TT: Dran, he’s a draftsman and graffiti artist. His work is really catchy. Funny, simple but really good thought out drawing. In a blink, you can see what his work means. I would love to combine a figure of him in 3D in a clock.
Also, I would like to make bigger spatial objects. In stead of a big mural, create big 3D clocks that’s movement is generated by wind.

SH: Has there been someone or some event that has made a significant imact on you that lead you to where you are now?
TT: As a kid, I was always challenging myself. Always creating, drawing, painting, sculpting etc. At first, my parents wouldn’t let me go to art school. I had to do a “real” profession. Later on, I did go to art school but dropped out in the first year. It wasn’t for me. There was not enough freedom in doing work. I wanted to do my own thing. So I proceeded in doing street work and painting canvasses. I have many different styles but the clocks and arrows ar always coming back. Like a red line in my life.

Since my daughter was born I started making the 3D clocks. I didn’t want to take the risk of getting caught for graffiti. So I had to find something else. Although this also is not completely legal. The streets just keep calling me.

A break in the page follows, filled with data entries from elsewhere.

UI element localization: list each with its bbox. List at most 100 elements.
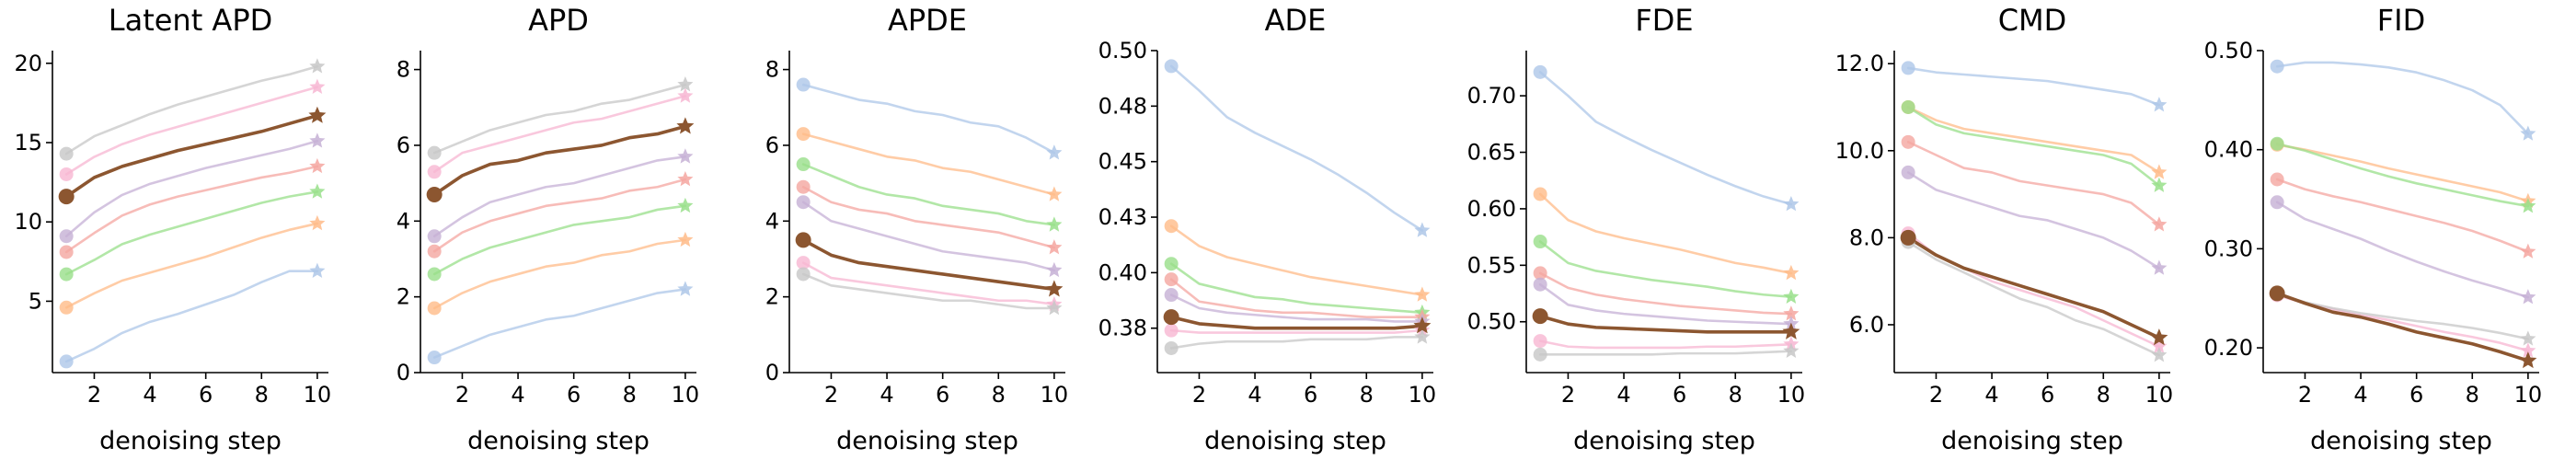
series-line-1 bbox=[1169, 224, 1424, 296]
chart-title: FID bbox=[2377, 3, 2425, 38]
series-line-5 bbox=[432, 95, 687, 174]
series-end-point-1 bbox=[1414, 286, 1431, 302]
series-start-point-2 bbox=[2270, 136, 2284, 151]
series-start-point-7 bbox=[1532, 308, 1548, 325]
series-end-point-2 bbox=[2520, 198, 2536, 213]
x-tick-label: 10 bbox=[1409, 382, 1437, 408]
series-start-point-5 bbox=[796, 256, 811, 270]
series-start-point-3 bbox=[1533, 266, 1547, 281]
series-start-point-3 bbox=[1901, 134, 1915, 149]
series-end-point-3 bbox=[677, 171, 694, 187]
y-tick-label: 10 bbox=[14, 209, 42, 235]
y-tick-label: 8 bbox=[397, 57, 410, 83]
series-end-point-6 bbox=[1783, 342, 1800, 358]
series-line-4 bbox=[2275, 201, 2530, 299]
series-end-point-7 bbox=[1413, 316, 1432, 334]
series-start-point-7 bbox=[795, 232, 811, 248]
y-tick-label: 2 bbox=[397, 284, 410, 310]
series-end-point-1 bbox=[309, 214, 326, 231]
series-start-point-3 bbox=[59, 245, 74, 259]
series-line-5 bbox=[64, 86, 319, 176]
y-tick-label: 0 bbox=[765, 360, 779, 385]
y-tick-label: 5 bbox=[29, 288, 42, 314]
series-line-6 bbox=[64, 64, 319, 155]
series-line-3 bbox=[1169, 278, 1424, 318]
series-end-point-0 bbox=[1414, 222, 1431, 237]
series-line-6 bbox=[2275, 293, 2530, 340]
series-end-point-6 bbox=[2520, 330, 2536, 346]
y-tick-label: 12.0 bbox=[1835, 51, 1884, 76]
series-line-4 bbox=[1906, 171, 2161, 270]
x-axis-label: denoising step bbox=[99, 427, 282, 455]
series-line-4 bbox=[432, 155, 687, 238]
x-axis-label: denoising step bbox=[467, 427, 650, 455]
y-tick-label: 0.60 bbox=[1467, 196, 1516, 222]
series-end-point-7 bbox=[676, 117, 695, 134]
series-line-3 bbox=[2275, 178, 2530, 253]
series-line-7 bbox=[1538, 314, 1793, 334]
x-tick-label: 2 bbox=[1929, 382, 1943, 408]
series-end-point-1 bbox=[677, 231, 694, 247]
x-tick-label: 2 bbox=[1192, 382, 1206, 408]
series-start-point-4 bbox=[427, 229, 442, 244]
series-end-point-4 bbox=[2151, 259, 2168, 275]
series-end-point-2 bbox=[677, 197, 694, 213]
series-end-point-4 bbox=[1046, 261, 1063, 278]
x-axis-label: denoising step bbox=[1573, 427, 1755, 455]
series-end-point-7 bbox=[2150, 328, 2168, 346]
series-end-point-6 bbox=[2151, 347, 2168, 362]
series-start-point-1 bbox=[796, 127, 811, 142]
series-start-point-4 bbox=[2270, 195, 2284, 210]
series-start-point-2 bbox=[1901, 99, 1915, 114]
series-end-point-5 bbox=[2520, 342, 2536, 358]
series-start-point-7 bbox=[1900, 229, 1916, 246]
series-line-3 bbox=[1538, 271, 1793, 316]
series-end-point-4 bbox=[677, 148, 694, 164]
series-line-7 bbox=[2275, 292, 2530, 362]
series-line-3 bbox=[432, 178, 687, 253]
series-end-point-0 bbox=[1783, 196, 1800, 212]
series-start-point-3 bbox=[1164, 272, 1179, 287]
series-line-0 bbox=[2275, 61, 2530, 135]
series-start-point-2 bbox=[427, 267, 442, 282]
series-line-7 bbox=[1169, 315, 1424, 330]
series-line-2 bbox=[1169, 262, 1424, 315]
series-end-point-2 bbox=[1046, 216, 1063, 232]
y-tick-label: 0.30 bbox=[2204, 236, 2253, 261]
y-tick-label: 20 bbox=[14, 51, 42, 76]
chart-panel-3: ADE 2 4 6 8 10 0.38 0.40 0.43 0.45 0.48 0.50 denoisi… bbox=[1098, 3, 1437, 455]
x-tick-label: 6 bbox=[1673, 382, 1686, 408]
y-tick-label: 0.45 bbox=[1098, 149, 1147, 175]
x-tick-label: 4 bbox=[880, 382, 893, 408]
series-start-point-3 bbox=[427, 244, 442, 259]
series-line-5 bbox=[1169, 328, 1424, 334]
series-line-2 bbox=[1538, 240, 1793, 299]
series-line-2 bbox=[432, 204, 687, 276]
series-line-3 bbox=[1906, 141, 2161, 226]
series-line-0 bbox=[1169, 64, 1424, 232]
series-line-1 bbox=[64, 222, 319, 309]
series-end-point-1 bbox=[1783, 264, 1800, 281]
series-line-3 bbox=[801, 185, 1056, 249]
chart-title: APDE bbox=[888, 3, 967, 38]
x-tick-label: 8 bbox=[255, 382, 269, 408]
series-end-point-6 bbox=[1046, 300, 1063, 316]
x-tick-label: 10 bbox=[1777, 382, 1806, 408]
series-start-point-0 bbox=[427, 351, 442, 365]
x-tick-label: 8 bbox=[2097, 382, 2110, 408]
chart-panel-4: FDE 2 4 6 8 10 0.50 0.55 0.60 0.65 0.70 denoising s… bbox=[1467, 3, 1806, 455]
series-line-4 bbox=[801, 201, 1056, 272]
x-tick-label: 2 bbox=[1561, 382, 1575, 408]
series-end-point-1 bbox=[1046, 186, 1063, 201]
chart-title: CMD bbox=[1998, 3, 2067, 38]
y-tick-label: 0.38 bbox=[1098, 316, 1147, 341]
x-tick-label: 10 bbox=[672, 382, 700, 408]
series-line-4 bbox=[1169, 293, 1424, 323]
series-start-point-0 bbox=[796, 77, 811, 92]
series-end-point-0 bbox=[1046, 144, 1063, 160]
series-end-point-3 bbox=[2151, 216, 2168, 232]
chart-title: Latent APD bbox=[109, 3, 273, 38]
series-line-0 bbox=[801, 83, 1056, 155]
series-end-point-5 bbox=[677, 87, 694, 103]
series-start-point-2 bbox=[59, 267, 74, 282]
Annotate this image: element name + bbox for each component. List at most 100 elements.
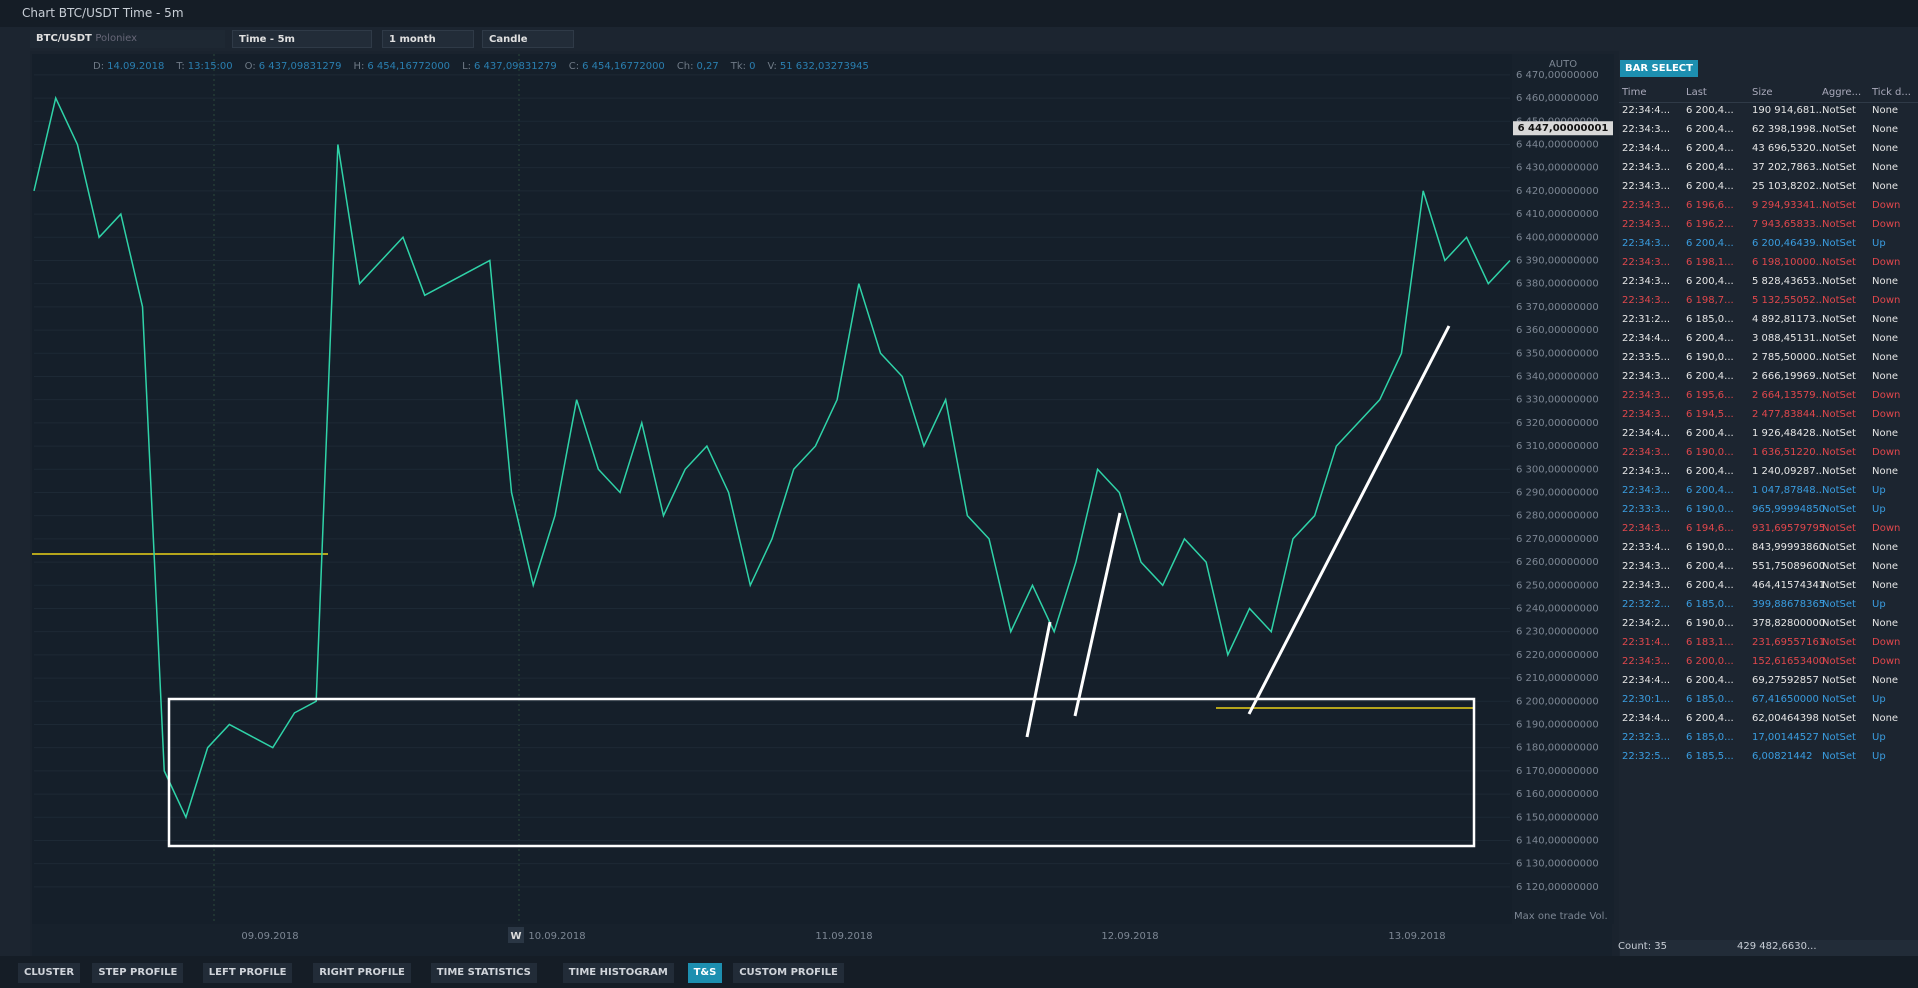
- trend-line[interactable]: [1247, 325, 1451, 715]
- period-select[interactable]: 1 month: [382, 30, 474, 48]
- ts-cell: 25 103,8202...: [1752, 181, 1826, 192]
- bar-select-button[interactable]: BAR SELECT: [1620, 60, 1698, 77]
- timeframe-select[interactable]: Time - 5m: [232, 30, 372, 48]
- ts-cell: 190 914,681...: [1752, 105, 1826, 116]
- tab[interactable]: CLUSTER: [18, 963, 81, 983]
- info-item: O: 6 437,09831279: [245, 61, 342, 72]
- ts-cell: 6 200,4...: [1686, 333, 1734, 344]
- ts-cell: 6 185,5...: [1686, 751, 1734, 762]
- tab[interactable]: TIME HISTOGRAM: [562, 963, 674, 983]
- ts-cell: 6 200,4...: [1686, 713, 1734, 724]
- ts-cell: None: [1872, 561, 1899, 572]
- ts-cell: 22:34:4...: [1622, 333, 1671, 344]
- ts-cell: NotSet: [1822, 314, 1856, 325]
- style-select[interactable]: Candle: [482, 30, 574, 48]
- ts-cell: 6 200,4...: [1686, 181, 1734, 192]
- tab[interactable]: T&S: [687, 963, 723, 983]
- tab[interactable]: RIGHT PROFILE: [313, 963, 411, 983]
- y-tick-label: 6 470,00000000: [1516, 70, 1599, 81]
- ts-cell: Down: [1872, 390, 1901, 401]
- y-tick-label: 6 120,00000000: [1516, 882, 1599, 893]
- ts-cell: 6 183,1...: [1686, 637, 1734, 648]
- ts-cell: NotSet: [1822, 352, 1856, 363]
- y-tick-label: 6 140,00000000: [1516, 835, 1599, 846]
- ts-cell: NotSet: [1822, 751, 1856, 762]
- ts-cell: Up: [1872, 485, 1886, 496]
- ts-cell: 2 666,19969...: [1752, 371, 1826, 382]
- ts-cell: 6 185,0...: [1686, 599, 1734, 610]
- ts-cell: None: [1872, 143, 1899, 154]
- ts-cell: 6,00821442: [1752, 751, 1813, 762]
- ts-cell: NotSet: [1822, 466, 1856, 477]
- symbol-box[interactable]: BTC/USDT Poloniex: [30, 30, 225, 48]
- ts-cell: 62,00464398: [1752, 713, 1819, 724]
- info-item: D: 14.09.2018: [93, 61, 164, 72]
- title-bar: [0, 0, 1918, 27]
- x-tick-label: 09.09.2018: [241, 931, 298, 942]
- y-tick-label: 6 460,00000000: [1516, 93, 1599, 104]
- ts-cell: 5 132,55052...: [1752, 295, 1826, 306]
- tab[interactable]: TIME STATISTICS: [430, 963, 537, 983]
- ts-cell: 1 636,51220...: [1752, 447, 1826, 458]
- tab[interactable]: STEP PROFILE: [92, 963, 184, 983]
- y-tick-label: 6 130,00000000: [1516, 859, 1599, 870]
- ts-cell: 69,27592857: [1752, 675, 1819, 686]
- ts-cell: None: [1872, 314, 1899, 325]
- ts-cell: NotSet: [1822, 694, 1856, 705]
- ts-cell: 22:34:3...: [1622, 371, 1671, 382]
- ts-cell: 6 198,1...: [1686, 257, 1734, 268]
- ts-cell: NotSet: [1822, 200, 1856, 211]
- ts-cell: NotSet: [1822, 276, 1856, 287]
- info-item: L: 6 437,09831279: [462, 61, 557, 72]
- info-value: 0,27: [696, 61, 719, 72]
- ts-cell: Up: [1872, 599, 1886, 610]
- ts-cell: 6 196,6...: [1686, 200, 1734, 211]
- count-value: 35: [1654, 941, 1667, 952]
- info-value: 13:15:00: [187, 61, 233, 72]
- ts-cell: None: [1872, 276, 1899, 287]
- ts-cell: 22:34:3...: [1622, 200, 1671, 211]
- ts-cell: Down: [1872, 295, 1901, 306]
- ts-cell: 6 200,4...: [1686, 238, 1734, 249]
- ts-cell: None: [1872, 542, 1899, 553]
- drawn-rectangle[interactable]: [167, 697, 1476, 848]
- ts-cell: 464,41574341: [1752, 580, 1826, 591]
- tab[interactable]: CUSTOM PROFILE: [733, 963, 844, 983]
- info-item: Tk: 0: [731, 61, 756, 72]
- ts-cell: 931,69579795: [1752, 523, 1826, 534]
- tab[interactable]: LEFT PROFILE: [202, 963, 293, 983]
- ts-cell: 9 294,93341...: [1752, 200, 1826, 211]
- ts-cell: 22:34:3...: [1622, 447, 1671, 458]
- ts-cell: 43 696,5320...: [1752, 143, 1826, 154]
- ts-cell: Down: [1872, 219, 1901, 230]
- ts-count: Count: 35: [1618, 941, 1667, 952]
- ts-cell: 22:32:5...: [1622, 751, 1671, 762]
- ts-cell: 378,82800000: [1752, 618, 1826, 629]
- ts-cell: 22:34:3...: [1622, 162, 1671, 173]
- x-tick-label: 10.09.2018: [528, 931, 585, 942]
- ts-cell: 22:34:4...: [1622, 105, 1671, 116]
- ts-cell: 6 194,5...: [1686, 409, 1734, 420]
- x-tick-label: 13.09.2018: [1388, 931, 1445, 942]
- y-tick-label: 6 230,00000000: [1516, 627, 1599, 638]
- y-tick-label: 6 180,00000000: [1516, 743, 1599, 754]
- ts-cell: Up: [1872, 694, 1886, 705]
- ts-cell: NotSet: [1822, 238, 1856, 249]
- ts-cell: Down: [1872, 637, 1901, 648]
- y-tick-label: 6 420,00000000: [1516, 186, 1599, 197]
- ts-cell: 22:34:3...: [1622, 219, 1671, 230]
- ts-cell: 6 198,7...: [1686, 295, 1734, 306]
- ts-cell: 37 202,7863...: [1752, 162, 1826, 173]
- y-tick-label: 6 360,00000000: [1516, 325, 1599, 336]
- ts-cell: 67,41650000: [1752, 694, 1819, 705]
- ts-cell: 22:30:1...: [1622, 694, 1671, 705]
- ts-cell: 6 200,4...: [1686, 675, 1734, 686]
- ts-cell: None: [1872, 333, 1899, 344]
- ts-cell: 22:34:2...: [1622, 618, 1671, 629]
- ts-cell: 22:34:3...: [1622, 238, 1671, 249]
- trend-line[interactable]: [1073, 512, 1122, 717]
- ts-cell: 6 200,4...: [1686, 371, 1734, 382]
- ts-cell: NotSet: [1822, 637, 1856, 648]
- trend-line[interactable]: [1025, 621, 1052, 738]
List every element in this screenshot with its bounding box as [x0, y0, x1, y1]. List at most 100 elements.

TIKTOY’S “TIMEWARP” EXHIBITION SHOWING AT THINKSPACE – AUGUST 2018

TIKTOY
TIMEWARP
August 4, 2018 – August 25, 2018

Concurrently on view in the Thinkspace Project Room is Timewarp, featuring new works by Netherlandish artist TikToy in the artist’s first solo project with the gallery. An anonymous street artist based out of Holland, TikToy creates playfully surreal character clocks, sculptures recalling psychedelic cuckoo fixtures. Inspired by the aesthetic freedom of street art, pop surrealism, and graffiti, his cartoon-inspired, sculptural interventions are staged throughout cities worldwide in unexpected recesses and its less-traveled nooks.

Recurring motifs and elements appear throughout TikToy’s playful public sculptural practice, including the use of kinetic moving parts, often activated by external elements like wind, sun, and rain, and the presence of recurring characters. The artist has a preference for bright, high contrast, primary color based, graphic palettes, while a single looming eye tends to personify the clocks in a vaguely apotropaic way. The profusion of directional arrows, a motif TikToy had explored in earlier paintings, contributes to the inherent sense of referential chaos present in the handcrafted, wood objects themselves.

Fascinated by the inner workings of mechanical clocks since his youth, Tiktoy’s timepieces are cleverly irreverent and existential. Like absurd reminders of time’s inevitable passing, they range in feeling from celebratory trophy to confrontational marker, and even in extreme iterations as grotesque talisman. TikToy revels in the poignancy of a simple extended, object-based metaphor.